Playing and Losing - Hard Times (1975)

Screened March 20th, 2023

Before Chuck Palahniuk and David Fincher showcased the innate queerness of men who want to touch each other so bad that they’ve gotta fight about it in FIGHT CLUB, debut director Walter Hill (The Warriors, 48 Hrs) gave us HARD TIMES, a depression-era neo-noir sports film about “hard men and how they got that way.” Chaney (Charles Bronson) is a freight-hopping drifter with an edge and nothing to lose when he’s discovered by Speed (James Coburn), a fast-talking hustler who introduces him to the grimy world of underground bare-knuckle boxing in 1933 Lousianna.

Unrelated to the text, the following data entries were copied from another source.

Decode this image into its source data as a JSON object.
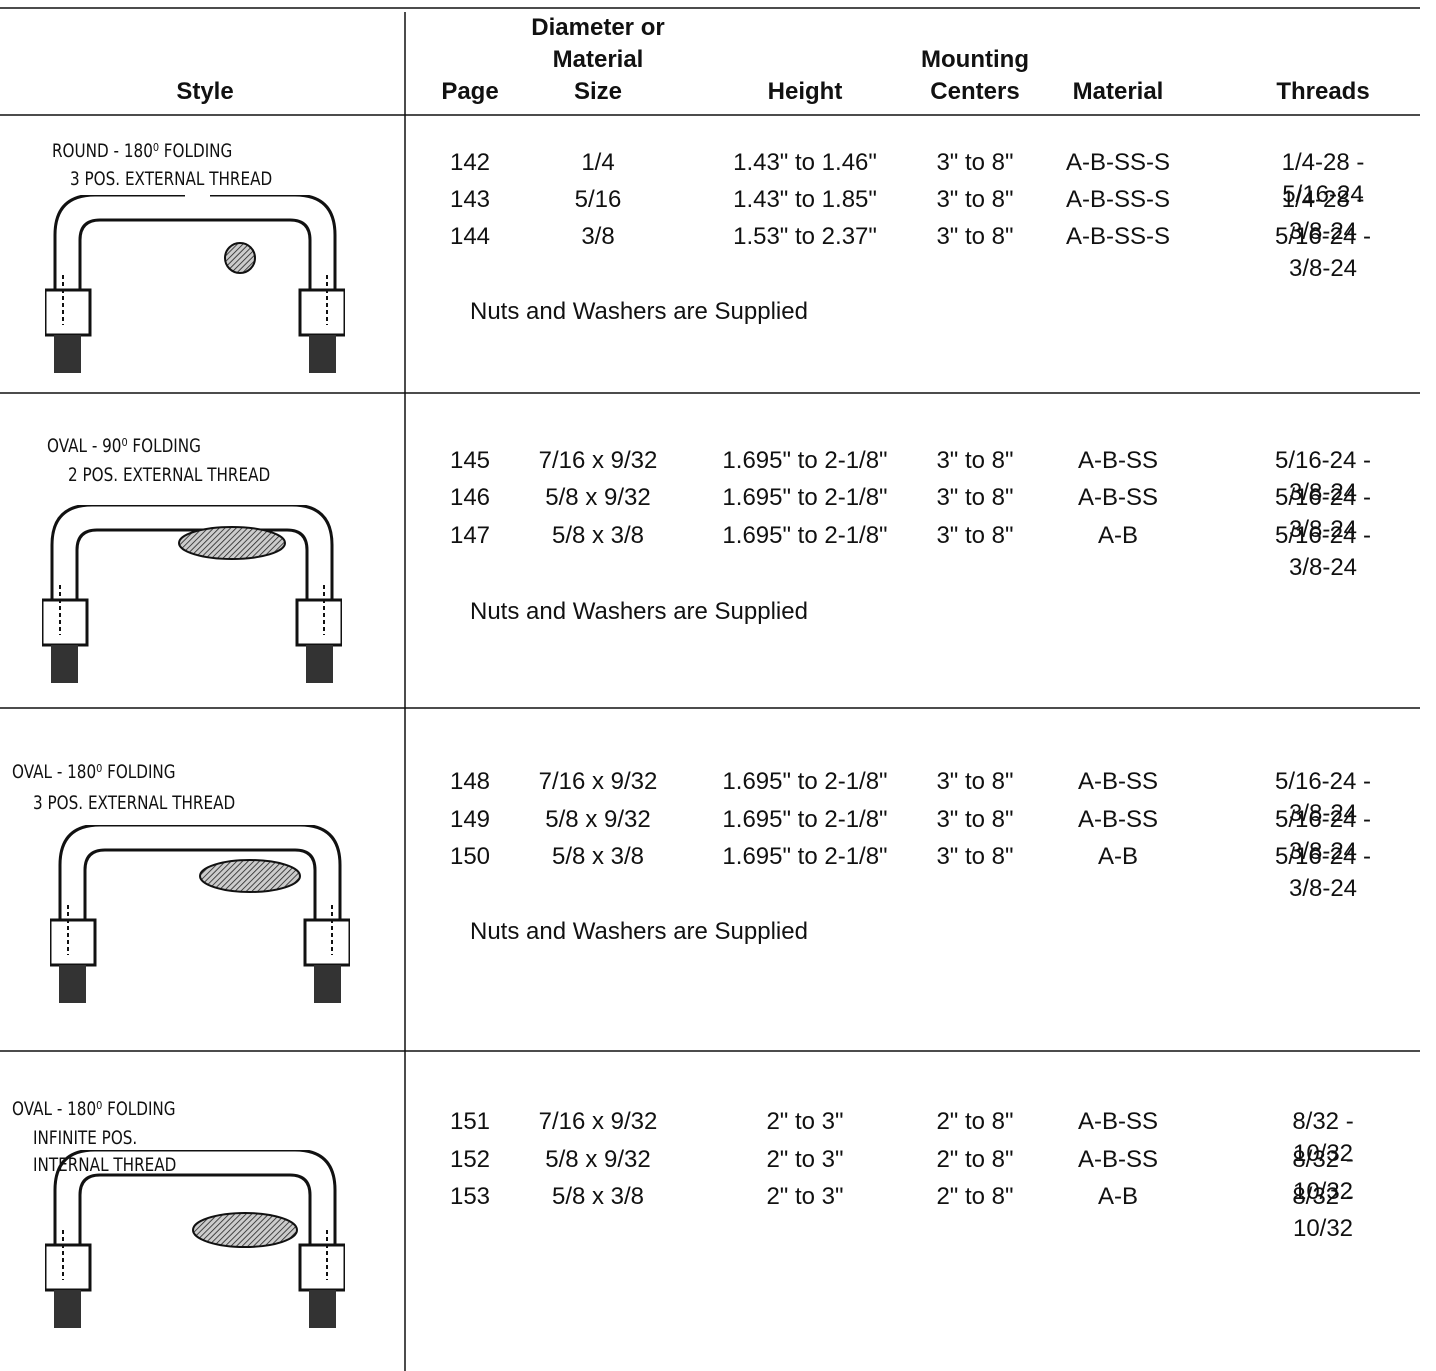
{
  "header": {
    "columns": [
      "Style",
      "Page",
      "Diameter or\nMaterial\nSize",
      "Height",
      "Mounting\nCenters",
      "Material",
      "Threads"
    ]
  },
  "groups": [
    {
      "style": [
        "ROUND - 180⁰ FOLDING",
        "3 POS. EXTERNAL THREAD"
      ],
      "rows": [
        [
          "142",
          "1/4",
          "1.43\" to 1.46\"",
          "3\" to 8\"",
          "A-B-SS-S",
          "1/4-28 - 5/16-24"
        ],
        [
          "143",
          "5/16",
          "1.43\" to 1.85\"",
          "3\" to 8\"",
          "A-B-SS-S",
          "1/4-28 - 3/8-24"
        ],
        [
          "144",
          "3/8",
          "1.53\" to 2.37\"",
          "3\" to 8\"",
          "A-B-SS-S",
          "5/16-24 - 3/8-24"
        ]
      ],
      "note": "Nuts and Washers are Supplied"
    },
    {
      "style": [
        "OVAL - 90⁰ FOLDING",
        "2 POS. EXTERNAL THREAD"
      ],
      "rows": [
        [
          "145",
          "7/16 x 9/32",
          "1.695\" to 2-1/8\"",
          "3\" to 8\"",
          "A-B-SS",
          "5/16-24 - 3/8-24"
        ],
        [
          "146",
          "5/8 x 9/32",
          "1.695\" to 2-1/8\"",
          "3\" to 8\"",
          "A-B-SS",
          "5/16-24 - 3/8-24"
        ],
        [
          "147",
          "5/8 x 3/8",
          "1.695\" to 2-1/8\"",
          "3\" to 8\"",
          "A-B",
          "5/16-24 - 3/8-24"
        ]
      ],
      "note": "Nuts and Washers are Supplied"
    },
    {
      "style": [
        "OVAL - 180⁰ FOLDING",
        "3 POS. EXTERNAL THREAD"
      ],
      "rows": [
        [
          "148",
          "7/16 x 9/32",
          "1.695\" to 2-1/8\"",
          "3\" to 8\"",
          "A-B-SS",
          "5/16-24 - 3/8-24"
        ],
        [
          "149",
          "5/8 x 9/32",
          "1.695\" to 2-1/8\"",
          "3\" to 8\"",
          "A-B-SS",
          "5/16-24 - 3/8-24"
        ],
        [
          "150",
          "5/8 x 3/8",
          "1.695\" to 2-1/8\"",
          "3\" to 8\"",
          "A-B",
          "5/16-24 - 3/8-24"
        ]
      ],
      "note": "Nuts and Washers are Supplied"
    },
    {
      "style": [
        "OVAL - 180⁰ FOLDING",
        "INFINITE POS.",
        "INTERNAL THREAD"
      ],
      "rows": [
        [
          "151",
          "7/16 x 9/32",
          "2\" to 3\"",
          "2\" to 8\"",
          "A-B-SS",
          "8/32 - 10/32"
        ],
        [
          "152",
          "5/8 x 9/32",
          "2\" to 3\"",
          "2\" to 8\"",
          "A-B-SS",
          "8/32 - 10/32"
        ],
        [
          "153",
          "5/8 x 3/8",
          "2\" to 3\"",
          "2\" to 8\"",
          "A-B",
          "8/32 - 10/32"
        ]
      ]
    }
  ]
}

I mean… y’all… some folks will argue with us that Charles Bronson films are perhaps so testosterone filled they couldn’t possibly be read as queer, BUT we would posit that that is exactly why they are SO queer. Bronson represents masculinity taken to its campiest and most ridiculous echelon and in HARD TIMES he is serving full wandering ronin daddy. The characters in HARD TIMES are outsiders, separated from society either by choice or exile, creating their own worlds and moral codes whole cloth in the gutters of New Orleans. That’s queerness, momma. Sweat, grit, and gumption permeate this rough-and-tumble tale of the desperate and lonely, a lost gem of 70s filmmaking that we just know you’re going to love.